For any sorts of ransomware, one thing is correct: it is way easier to prevent it than to get rid of its effects. It's sad to say, but 90% of users understand the importance of computer knowledge only when ransomware infects their computers. To protect yourself, you must understand these few simple regulations:

    • Attentively study your e-mails, especially the messages that have files attached to them. If you don't know who send an e-mail and it notifies about receiving some prize, a lost parcel or anything like that, this might be ransomware. The second most effective sort of these letters is a "business messages". It is natural to take an interest and click on the letter even if it's sent to the wrong address, but remember that one click on the attached file may cost you lots of money, time and efforts.
    • Take notice to the dialog boxes. If the computer is infected by virus, it will try to remove the shadow copies of your files, to make the decryption impossible. However removal of copies requires admin rights and confirmation from the operator. The second of thinking before verifying the dialogue box can save your information and your efforts.
    • Do not neglect the symptoms that your computer shows. It takes much of computing power to encrypt the information. If you detect a sudden fall in system performance or detect a unwanted process in the Process Manager, you can switch off the computer, launch it in safe mode, and search for ransomware. This, if the laptop is really infected, will save some of your files.

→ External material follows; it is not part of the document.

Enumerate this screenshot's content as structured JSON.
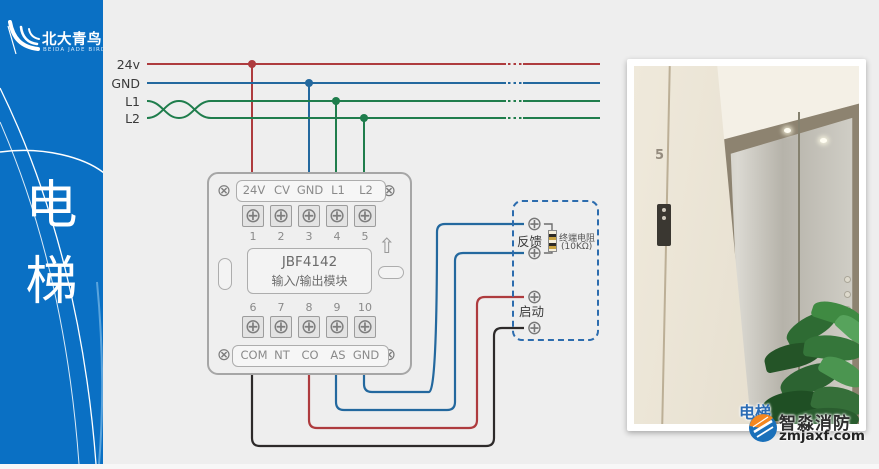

We draw your attention to the fact that removing ransomware is just a, first step, which is required for the safe operation of the workstation. If you delete virus, you will not recover the files immediately, it will demand additional actions written down in the next section. In case of ransomware we do not give the hand removal guide, because its complication and the probability of mistakes is extremely high for regular customer. High class viruses can't be eliminated even with help of antivirus-program, and have lots of efficient mechanics of protection. The very efficient viral protection technique is the deletion of data in event of file recovery or Kook removal attempt. To avoid this, follow the tips below.

Removal instruction

Step 1. Boot into Safe mode

Safe mode

Start -> Msconfig.exe

Safe mode. Step 1

On the tab Boot select Safe boot

Safe mode. Step 2

Step 2. Check Startup folder

Start -> Msconfig.exe ->Disable unknown programs in the Startup tab


Step 3. Check hosts file

Modify hosts file, that located in C:\Windows\System32\drivers\etc\ .

Hosts file.Step 1

Open the file with Notepad and delete suspicious strings.

Hosts file.Step 2

It has to look like this:

Hosts file.Step 3

Step 4. Scan the system with antiviral scanner

Special Offer

Antivirus scanner

Why we recommend SpyHunter antimalware

Detects most kind of threats: malicious files and even registry keys of malware will be found

Protects your system in the future

24/7 free support team

SpyHunter's scanner is only for malware detection. If program detects infected elements on the computer, you will need to purchase malware removal tool for $39,99 to delete threats. SpyHunter has Free Trial for one remediation and removal, subject to a 48-hour waiting period. Uninstall steps and additional information EULA , Privacy Policy and Threat Assessment Criteria.

Step 5. Disable Safe mode

Start -> Msconfig.exe ->Disable Safe boot in the Boot tab

Deactivate Safe mode

After uninstalling Kook from the laptop, you should decrypt the encrypted data. We're not able to reverse the encryption, but we'll restore them through Windows functionality and the particular programs. There are the lucky exceptions, but usually file recovery requires lots of time and efforts. If you're really interested in the independent information restore - take a look at this entry, which describes all the very efficient manners.

To restore information, follow the article about files decryption.

This website uses cookies to improve your experience. If you continue using the site, we will assume that you accept our cookies policy.